A pauta previa a retomada da fase de instrução do processo, com novos depoimentos para concluir a etapa de coleta de informações antes da elaboração do parecer final.
Eder Borges responde a um processo disciplinar por ter feito um gesto simulando uma arma de fogo durante um registro fotográfico institucional realizado no plenário da Câmara de Curitiba. As imagens foram feitas após a sessão plenária de 1º de abril, que contou com uma Tribuna Livre da presidente do Sindicato dos Servidores do Magistério Municipal de Curitiba.
Na última reunião do Conselho de Ética, realizada na sexta-feira (3), foram ouvidos como informantes os vereadores Angelo Vanhoni (PT), Camilla Gonda (PSB) e Renan Ceschin (Podemos), este último indicado pela defesa de Eder Borges.

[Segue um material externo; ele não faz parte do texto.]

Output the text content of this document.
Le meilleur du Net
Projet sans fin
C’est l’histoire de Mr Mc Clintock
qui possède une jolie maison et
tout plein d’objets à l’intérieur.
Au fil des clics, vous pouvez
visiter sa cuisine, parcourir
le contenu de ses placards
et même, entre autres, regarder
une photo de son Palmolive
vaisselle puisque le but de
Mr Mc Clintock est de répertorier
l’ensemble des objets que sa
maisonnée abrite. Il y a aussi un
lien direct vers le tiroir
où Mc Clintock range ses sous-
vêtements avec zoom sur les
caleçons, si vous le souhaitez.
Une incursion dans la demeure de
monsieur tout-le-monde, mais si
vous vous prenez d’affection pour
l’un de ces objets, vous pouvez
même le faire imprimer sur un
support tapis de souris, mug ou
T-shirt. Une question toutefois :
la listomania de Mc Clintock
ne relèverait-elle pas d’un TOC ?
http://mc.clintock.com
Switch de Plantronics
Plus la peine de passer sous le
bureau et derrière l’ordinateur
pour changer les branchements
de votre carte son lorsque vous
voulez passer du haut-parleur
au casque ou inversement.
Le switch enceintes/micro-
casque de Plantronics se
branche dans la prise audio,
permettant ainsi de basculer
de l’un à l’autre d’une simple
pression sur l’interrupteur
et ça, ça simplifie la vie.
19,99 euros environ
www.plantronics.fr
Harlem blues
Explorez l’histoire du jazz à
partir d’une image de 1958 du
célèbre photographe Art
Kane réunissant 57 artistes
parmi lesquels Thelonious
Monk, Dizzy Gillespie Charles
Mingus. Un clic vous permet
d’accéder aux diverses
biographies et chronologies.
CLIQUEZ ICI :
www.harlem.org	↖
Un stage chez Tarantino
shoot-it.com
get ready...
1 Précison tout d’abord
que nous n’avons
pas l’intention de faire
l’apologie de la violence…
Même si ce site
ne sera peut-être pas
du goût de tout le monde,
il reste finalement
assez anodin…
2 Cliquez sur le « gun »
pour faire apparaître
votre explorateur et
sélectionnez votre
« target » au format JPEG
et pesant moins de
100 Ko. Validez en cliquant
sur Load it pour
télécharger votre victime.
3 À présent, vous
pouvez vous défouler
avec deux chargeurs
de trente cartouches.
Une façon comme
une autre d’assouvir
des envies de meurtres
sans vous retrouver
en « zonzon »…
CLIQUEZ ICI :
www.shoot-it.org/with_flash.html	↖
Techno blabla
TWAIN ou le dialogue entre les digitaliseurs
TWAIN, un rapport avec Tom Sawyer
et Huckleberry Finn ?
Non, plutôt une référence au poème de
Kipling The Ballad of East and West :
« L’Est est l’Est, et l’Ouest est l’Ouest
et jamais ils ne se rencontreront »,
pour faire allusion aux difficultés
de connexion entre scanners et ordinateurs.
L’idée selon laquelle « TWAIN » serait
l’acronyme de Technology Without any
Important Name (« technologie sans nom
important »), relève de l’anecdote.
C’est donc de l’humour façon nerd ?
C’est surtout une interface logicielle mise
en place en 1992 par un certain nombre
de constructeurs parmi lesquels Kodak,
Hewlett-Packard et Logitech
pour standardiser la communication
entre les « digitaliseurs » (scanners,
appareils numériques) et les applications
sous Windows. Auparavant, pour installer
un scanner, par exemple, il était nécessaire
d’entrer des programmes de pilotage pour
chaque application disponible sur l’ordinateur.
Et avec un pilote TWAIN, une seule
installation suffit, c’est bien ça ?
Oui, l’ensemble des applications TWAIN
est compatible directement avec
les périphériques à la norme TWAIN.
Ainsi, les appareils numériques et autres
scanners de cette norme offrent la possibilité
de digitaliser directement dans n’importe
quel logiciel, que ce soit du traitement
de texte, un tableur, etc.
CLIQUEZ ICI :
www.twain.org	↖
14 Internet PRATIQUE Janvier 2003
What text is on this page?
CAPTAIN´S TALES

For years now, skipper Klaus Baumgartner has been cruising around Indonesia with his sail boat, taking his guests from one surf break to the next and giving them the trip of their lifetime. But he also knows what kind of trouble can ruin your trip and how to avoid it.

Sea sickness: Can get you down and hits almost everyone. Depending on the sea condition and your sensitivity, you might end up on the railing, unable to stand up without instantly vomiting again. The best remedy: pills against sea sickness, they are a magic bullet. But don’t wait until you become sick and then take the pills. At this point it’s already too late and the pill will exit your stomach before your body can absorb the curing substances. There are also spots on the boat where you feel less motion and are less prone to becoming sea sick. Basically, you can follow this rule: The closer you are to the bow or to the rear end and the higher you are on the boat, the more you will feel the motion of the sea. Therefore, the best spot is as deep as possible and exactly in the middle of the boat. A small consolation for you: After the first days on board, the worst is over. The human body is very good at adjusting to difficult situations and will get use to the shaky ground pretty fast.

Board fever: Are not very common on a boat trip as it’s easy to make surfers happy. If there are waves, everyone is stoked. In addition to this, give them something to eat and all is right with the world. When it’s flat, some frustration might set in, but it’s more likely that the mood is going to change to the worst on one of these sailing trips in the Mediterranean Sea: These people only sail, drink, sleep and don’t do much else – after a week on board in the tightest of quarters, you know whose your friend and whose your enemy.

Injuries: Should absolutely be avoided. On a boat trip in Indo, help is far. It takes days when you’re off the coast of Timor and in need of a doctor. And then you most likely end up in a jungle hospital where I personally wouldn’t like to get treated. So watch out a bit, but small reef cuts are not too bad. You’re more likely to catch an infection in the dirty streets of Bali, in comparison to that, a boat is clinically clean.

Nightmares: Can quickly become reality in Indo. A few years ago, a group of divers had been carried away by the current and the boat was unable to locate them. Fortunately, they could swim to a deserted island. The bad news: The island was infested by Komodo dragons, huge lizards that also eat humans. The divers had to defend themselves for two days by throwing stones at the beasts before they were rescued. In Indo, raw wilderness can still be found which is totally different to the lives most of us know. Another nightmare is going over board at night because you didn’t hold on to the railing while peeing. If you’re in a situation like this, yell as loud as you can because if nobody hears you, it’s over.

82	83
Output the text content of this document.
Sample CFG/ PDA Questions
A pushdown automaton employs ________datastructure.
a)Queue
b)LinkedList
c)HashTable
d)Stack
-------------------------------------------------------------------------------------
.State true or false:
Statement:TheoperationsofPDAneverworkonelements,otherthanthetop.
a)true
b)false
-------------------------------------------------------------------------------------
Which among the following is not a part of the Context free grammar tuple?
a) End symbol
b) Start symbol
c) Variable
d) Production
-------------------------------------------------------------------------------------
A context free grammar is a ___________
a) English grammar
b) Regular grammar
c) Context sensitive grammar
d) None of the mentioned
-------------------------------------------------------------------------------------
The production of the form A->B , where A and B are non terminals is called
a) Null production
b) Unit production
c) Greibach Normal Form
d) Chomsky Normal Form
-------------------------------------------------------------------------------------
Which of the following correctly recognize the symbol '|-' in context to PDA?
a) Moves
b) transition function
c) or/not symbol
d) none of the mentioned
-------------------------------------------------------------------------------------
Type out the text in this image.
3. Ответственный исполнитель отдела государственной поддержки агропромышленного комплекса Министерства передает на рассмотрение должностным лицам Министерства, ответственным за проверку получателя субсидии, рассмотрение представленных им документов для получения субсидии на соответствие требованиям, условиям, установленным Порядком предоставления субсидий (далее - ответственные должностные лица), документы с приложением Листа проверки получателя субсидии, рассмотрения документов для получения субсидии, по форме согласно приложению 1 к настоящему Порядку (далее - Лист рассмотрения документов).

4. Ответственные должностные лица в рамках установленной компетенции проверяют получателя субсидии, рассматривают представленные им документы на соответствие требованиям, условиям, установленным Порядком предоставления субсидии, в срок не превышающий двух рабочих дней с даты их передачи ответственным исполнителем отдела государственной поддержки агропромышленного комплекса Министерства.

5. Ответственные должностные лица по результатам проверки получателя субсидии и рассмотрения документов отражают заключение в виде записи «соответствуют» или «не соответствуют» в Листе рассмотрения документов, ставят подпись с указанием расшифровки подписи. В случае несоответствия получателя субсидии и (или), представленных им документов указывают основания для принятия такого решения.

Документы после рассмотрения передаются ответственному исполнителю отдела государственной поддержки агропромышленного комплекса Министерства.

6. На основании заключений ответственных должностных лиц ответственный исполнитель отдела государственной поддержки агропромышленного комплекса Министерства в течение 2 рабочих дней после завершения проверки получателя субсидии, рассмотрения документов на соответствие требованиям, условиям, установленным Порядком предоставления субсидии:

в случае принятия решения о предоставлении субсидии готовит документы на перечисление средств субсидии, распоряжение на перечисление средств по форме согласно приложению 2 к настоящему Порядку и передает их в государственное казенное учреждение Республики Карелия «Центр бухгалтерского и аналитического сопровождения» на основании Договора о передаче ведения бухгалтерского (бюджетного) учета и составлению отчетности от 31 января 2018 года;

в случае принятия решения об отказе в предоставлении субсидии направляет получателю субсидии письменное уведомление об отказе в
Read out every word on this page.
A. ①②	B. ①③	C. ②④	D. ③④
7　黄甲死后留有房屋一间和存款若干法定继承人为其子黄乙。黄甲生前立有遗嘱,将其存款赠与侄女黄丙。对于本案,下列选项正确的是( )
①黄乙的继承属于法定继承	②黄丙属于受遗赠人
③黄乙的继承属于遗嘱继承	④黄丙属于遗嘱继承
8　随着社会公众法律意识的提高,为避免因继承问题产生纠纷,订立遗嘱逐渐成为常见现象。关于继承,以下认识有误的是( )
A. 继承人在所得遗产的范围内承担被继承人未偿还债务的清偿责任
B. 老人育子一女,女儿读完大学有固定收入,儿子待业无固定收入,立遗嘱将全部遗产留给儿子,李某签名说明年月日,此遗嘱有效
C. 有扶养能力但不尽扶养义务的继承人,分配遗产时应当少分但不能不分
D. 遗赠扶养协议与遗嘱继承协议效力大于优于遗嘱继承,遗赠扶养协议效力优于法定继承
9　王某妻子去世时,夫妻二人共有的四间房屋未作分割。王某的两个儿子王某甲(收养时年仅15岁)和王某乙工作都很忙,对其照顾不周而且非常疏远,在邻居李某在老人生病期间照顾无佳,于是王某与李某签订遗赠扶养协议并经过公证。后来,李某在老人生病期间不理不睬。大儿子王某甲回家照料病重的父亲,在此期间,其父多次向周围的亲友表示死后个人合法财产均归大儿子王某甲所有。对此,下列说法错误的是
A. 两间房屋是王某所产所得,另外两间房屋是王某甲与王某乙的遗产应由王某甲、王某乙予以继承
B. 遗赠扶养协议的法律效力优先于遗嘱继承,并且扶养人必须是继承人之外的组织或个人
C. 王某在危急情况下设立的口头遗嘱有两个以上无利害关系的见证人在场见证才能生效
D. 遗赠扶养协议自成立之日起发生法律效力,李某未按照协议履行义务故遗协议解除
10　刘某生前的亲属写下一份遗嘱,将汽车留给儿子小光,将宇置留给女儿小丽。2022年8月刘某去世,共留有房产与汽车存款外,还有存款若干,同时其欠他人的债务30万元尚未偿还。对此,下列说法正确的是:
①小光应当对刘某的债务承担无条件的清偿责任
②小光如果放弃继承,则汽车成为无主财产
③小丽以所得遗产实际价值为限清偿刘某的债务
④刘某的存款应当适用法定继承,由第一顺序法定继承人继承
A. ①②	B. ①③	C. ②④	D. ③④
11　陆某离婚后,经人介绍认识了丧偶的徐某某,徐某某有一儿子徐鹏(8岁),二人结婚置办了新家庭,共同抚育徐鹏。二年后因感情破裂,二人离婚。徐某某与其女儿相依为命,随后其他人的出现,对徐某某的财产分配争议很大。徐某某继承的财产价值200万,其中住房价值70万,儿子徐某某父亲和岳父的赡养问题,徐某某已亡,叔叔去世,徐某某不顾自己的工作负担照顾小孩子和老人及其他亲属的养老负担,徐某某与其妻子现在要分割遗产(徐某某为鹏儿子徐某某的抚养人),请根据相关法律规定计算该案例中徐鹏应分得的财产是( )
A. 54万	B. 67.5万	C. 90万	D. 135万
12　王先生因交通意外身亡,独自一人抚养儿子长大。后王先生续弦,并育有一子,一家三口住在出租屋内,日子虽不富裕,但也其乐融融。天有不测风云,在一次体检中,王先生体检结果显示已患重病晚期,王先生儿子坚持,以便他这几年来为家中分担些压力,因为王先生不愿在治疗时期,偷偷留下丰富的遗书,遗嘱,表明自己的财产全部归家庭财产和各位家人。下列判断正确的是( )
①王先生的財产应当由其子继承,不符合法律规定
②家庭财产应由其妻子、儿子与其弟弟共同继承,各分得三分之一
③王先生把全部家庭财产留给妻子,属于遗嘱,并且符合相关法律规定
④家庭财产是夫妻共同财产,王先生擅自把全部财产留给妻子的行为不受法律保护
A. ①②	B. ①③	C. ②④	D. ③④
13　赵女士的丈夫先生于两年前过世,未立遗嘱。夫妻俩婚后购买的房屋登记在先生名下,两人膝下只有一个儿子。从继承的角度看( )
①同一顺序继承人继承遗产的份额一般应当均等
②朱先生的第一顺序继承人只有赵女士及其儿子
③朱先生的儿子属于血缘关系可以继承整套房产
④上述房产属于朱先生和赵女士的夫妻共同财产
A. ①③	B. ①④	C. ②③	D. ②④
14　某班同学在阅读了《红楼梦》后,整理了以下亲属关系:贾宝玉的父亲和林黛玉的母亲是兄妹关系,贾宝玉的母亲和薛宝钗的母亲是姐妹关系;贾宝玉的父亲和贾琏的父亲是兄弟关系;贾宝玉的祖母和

Também prestou esclarecimentos uma representante do sindicato que participou da sessão de abril.
Nessa fase do processo, os informantes são ouvidos para auxiliar no esclarecimento dos fatos, mas não assumem o compromisso legal de dizer a verdade, como ocorre com testemunhas.
A relatoria do processo está sob responsabilidade da vereadora Laís Leão (PDT).
O processo ético-disciplinar teve origem em uma representação apresentada pela Corregedoria da Câmara Municipal de Curitiba. No parecer encaminhado ao Conselho de Ética, a Corregedoria apontou indícios de conduta incompatível com o decoro parlamentar e recomendou a aplicação da penalidade de censura pública ao vereador.